The Kerala Story
Director: Sudipto Sen
Cast: Adah Sharma, Yogita Bihani
Rating: 1/5
At the International Film Festival of India (IFFI) awards ceremony last year, Israeli filmmaker Nadav Lapid called ‘The Kashmir Files’ a “vulgar propaganda movie”. He had to face vile attacks on social media. It shouldn’t therefore come as a surprise that some celebrate the release of an Islamophobic film. And the latest in the genre is ‘The Kerala Story’.
The film starts with a woman in a UN incarceration centre narrating the story of how she was indoctrinated into Islam and joined ISIS. It revolves around Shalini Unnikrishnan from Thiruvananthapuram who goes for higher studies to Kasargod. She meets three girls there, one of them scouting for terror recruits.

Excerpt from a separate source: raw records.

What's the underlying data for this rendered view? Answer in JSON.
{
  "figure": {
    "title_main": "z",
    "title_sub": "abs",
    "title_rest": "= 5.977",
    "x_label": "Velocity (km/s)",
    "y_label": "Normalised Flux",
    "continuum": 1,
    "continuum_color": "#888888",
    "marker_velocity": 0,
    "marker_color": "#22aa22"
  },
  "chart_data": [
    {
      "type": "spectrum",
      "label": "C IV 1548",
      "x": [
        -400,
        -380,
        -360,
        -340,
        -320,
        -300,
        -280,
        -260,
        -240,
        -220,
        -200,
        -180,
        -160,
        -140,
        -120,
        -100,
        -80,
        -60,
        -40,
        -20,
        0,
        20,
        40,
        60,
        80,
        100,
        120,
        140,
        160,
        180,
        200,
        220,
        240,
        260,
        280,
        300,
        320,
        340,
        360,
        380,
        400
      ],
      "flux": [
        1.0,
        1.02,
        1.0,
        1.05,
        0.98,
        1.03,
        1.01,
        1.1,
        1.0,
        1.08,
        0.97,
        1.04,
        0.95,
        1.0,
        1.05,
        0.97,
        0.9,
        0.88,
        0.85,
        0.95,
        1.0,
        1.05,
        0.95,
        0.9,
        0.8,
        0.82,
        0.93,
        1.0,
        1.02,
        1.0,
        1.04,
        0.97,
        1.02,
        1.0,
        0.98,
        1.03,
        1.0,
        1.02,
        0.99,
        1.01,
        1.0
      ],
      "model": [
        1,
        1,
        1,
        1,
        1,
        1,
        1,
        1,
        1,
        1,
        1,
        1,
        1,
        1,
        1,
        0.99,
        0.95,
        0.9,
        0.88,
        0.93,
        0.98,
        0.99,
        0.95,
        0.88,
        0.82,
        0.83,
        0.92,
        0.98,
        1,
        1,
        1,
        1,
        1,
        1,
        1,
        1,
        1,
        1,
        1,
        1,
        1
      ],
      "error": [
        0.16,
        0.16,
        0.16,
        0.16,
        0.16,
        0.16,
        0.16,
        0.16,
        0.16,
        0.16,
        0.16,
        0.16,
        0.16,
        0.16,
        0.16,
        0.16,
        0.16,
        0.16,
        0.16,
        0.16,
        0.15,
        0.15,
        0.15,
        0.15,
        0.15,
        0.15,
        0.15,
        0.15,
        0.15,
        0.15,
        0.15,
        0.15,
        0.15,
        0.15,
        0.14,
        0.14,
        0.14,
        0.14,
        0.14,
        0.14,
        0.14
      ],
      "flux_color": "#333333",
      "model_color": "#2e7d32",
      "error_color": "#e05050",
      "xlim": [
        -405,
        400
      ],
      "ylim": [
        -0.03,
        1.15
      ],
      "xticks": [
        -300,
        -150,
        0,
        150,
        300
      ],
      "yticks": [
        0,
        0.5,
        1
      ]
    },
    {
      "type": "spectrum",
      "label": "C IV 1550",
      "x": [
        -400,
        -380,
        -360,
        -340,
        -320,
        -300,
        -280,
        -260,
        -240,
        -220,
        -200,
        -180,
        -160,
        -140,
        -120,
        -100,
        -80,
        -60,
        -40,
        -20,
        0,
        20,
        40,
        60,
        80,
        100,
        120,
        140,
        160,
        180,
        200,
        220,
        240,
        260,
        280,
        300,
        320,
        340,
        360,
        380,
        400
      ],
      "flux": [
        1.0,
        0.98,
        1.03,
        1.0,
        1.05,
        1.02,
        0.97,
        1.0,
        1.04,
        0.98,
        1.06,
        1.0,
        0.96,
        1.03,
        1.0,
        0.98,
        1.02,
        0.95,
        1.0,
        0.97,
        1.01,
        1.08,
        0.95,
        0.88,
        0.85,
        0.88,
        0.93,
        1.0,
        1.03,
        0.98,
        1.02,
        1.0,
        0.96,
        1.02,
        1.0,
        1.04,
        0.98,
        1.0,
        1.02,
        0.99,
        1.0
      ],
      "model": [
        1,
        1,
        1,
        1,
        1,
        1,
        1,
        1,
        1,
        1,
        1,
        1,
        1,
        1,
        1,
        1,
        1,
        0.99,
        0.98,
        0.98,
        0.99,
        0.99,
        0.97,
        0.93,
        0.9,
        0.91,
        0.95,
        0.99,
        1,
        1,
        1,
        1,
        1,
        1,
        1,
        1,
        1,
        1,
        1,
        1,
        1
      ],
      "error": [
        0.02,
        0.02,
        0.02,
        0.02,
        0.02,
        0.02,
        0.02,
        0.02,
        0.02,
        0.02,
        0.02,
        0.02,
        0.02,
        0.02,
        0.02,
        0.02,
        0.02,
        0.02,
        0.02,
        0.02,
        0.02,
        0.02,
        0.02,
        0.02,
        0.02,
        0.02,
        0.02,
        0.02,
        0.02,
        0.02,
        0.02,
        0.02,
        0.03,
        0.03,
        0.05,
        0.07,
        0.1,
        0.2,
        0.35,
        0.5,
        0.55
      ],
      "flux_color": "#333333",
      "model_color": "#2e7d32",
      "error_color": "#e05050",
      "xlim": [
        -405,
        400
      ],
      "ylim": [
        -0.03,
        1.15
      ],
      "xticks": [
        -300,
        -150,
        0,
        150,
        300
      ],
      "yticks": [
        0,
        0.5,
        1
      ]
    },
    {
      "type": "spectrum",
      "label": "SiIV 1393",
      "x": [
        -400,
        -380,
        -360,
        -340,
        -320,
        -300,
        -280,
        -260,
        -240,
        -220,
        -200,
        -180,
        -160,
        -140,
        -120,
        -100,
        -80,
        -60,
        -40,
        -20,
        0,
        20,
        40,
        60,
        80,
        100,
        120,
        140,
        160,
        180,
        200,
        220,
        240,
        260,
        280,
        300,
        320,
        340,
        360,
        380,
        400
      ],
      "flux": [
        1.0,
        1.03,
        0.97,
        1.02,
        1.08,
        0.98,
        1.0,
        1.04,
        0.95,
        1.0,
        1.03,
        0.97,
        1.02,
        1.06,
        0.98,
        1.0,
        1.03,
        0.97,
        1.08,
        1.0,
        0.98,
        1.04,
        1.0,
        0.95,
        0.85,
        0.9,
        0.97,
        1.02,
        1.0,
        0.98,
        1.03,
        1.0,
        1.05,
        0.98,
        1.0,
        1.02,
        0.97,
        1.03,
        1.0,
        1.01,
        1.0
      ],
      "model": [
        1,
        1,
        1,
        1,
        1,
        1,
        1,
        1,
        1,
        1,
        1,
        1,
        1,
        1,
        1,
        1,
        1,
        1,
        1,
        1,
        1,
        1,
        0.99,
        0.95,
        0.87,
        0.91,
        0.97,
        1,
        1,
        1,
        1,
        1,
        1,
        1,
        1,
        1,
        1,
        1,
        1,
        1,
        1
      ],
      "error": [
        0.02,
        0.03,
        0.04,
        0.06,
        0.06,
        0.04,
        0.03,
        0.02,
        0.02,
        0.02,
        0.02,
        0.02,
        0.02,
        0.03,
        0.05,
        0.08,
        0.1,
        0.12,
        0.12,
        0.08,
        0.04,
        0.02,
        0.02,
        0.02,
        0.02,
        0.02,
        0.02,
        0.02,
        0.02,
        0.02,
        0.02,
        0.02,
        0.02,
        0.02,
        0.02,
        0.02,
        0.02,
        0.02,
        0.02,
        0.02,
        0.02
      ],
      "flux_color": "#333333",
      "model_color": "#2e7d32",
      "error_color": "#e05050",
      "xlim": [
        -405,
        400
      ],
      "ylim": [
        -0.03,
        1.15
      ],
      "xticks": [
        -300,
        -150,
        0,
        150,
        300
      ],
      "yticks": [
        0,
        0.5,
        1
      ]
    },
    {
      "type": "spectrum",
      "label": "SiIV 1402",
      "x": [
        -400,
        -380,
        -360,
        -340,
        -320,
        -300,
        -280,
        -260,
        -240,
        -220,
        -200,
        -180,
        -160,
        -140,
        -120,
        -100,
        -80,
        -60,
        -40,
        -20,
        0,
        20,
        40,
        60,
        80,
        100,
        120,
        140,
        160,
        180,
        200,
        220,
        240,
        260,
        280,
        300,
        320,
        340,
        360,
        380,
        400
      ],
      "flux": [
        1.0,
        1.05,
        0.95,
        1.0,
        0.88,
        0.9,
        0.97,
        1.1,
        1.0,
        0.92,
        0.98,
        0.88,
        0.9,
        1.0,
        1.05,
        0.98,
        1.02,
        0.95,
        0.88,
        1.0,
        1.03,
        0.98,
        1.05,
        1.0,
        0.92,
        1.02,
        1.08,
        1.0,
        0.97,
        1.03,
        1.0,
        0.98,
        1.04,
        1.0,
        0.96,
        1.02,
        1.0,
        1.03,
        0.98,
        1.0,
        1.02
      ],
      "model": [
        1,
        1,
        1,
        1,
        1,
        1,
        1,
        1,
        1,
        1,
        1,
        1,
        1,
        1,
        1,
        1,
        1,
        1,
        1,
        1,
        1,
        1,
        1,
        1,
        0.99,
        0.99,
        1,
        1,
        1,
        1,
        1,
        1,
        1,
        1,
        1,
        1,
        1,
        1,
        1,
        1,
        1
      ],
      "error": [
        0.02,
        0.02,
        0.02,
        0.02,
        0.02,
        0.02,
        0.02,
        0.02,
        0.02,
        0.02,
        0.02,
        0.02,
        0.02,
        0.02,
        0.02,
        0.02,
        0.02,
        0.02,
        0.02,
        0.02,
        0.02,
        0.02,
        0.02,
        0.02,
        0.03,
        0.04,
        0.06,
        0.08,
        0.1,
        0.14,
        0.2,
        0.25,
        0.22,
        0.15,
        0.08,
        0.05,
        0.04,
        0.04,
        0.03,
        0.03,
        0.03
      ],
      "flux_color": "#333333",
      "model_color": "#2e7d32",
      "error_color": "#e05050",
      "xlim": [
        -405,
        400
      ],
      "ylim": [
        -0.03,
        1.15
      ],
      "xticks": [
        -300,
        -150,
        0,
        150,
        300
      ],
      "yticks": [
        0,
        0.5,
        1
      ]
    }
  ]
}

The film expounds on ‘love jihad’, with Hindu girls being lured in the name of love to convert to Islam, and some of them eventually becoming sex slaves for ISIS. During this journey, one of the girls, a Catholic, is traumatised but survives, while an atheist (raised by communist parents) realises the terrorist agenda and dies by suicide.
Director Sudipto Sen tries to prove the film is based on hard facts. When a girl delivers lines such as ‘50,000 girls in Kerala are missing’ and ‘The ex-chief minister has said Kerala will become an Islamic state’, it becomes clear that the director is inclined more towards propaganda than human storytelling. Even if one such real story exists, it needs to be told, but the aim here is to create hatred towards a particular community. Instead of sounding a warning about the dangers of religious fundamentalism, it ends up painting a dark picture of Islam.
Many things make the film a drag. It does not even pay lip service to Muslims who are opposed to ISIS. The scene where a girl tells her father that ‘love jihad’ is a result of the ‘imported’ ideology of communism is a laugh-out-loud moment. The Kerala Story comes with skewed intentions.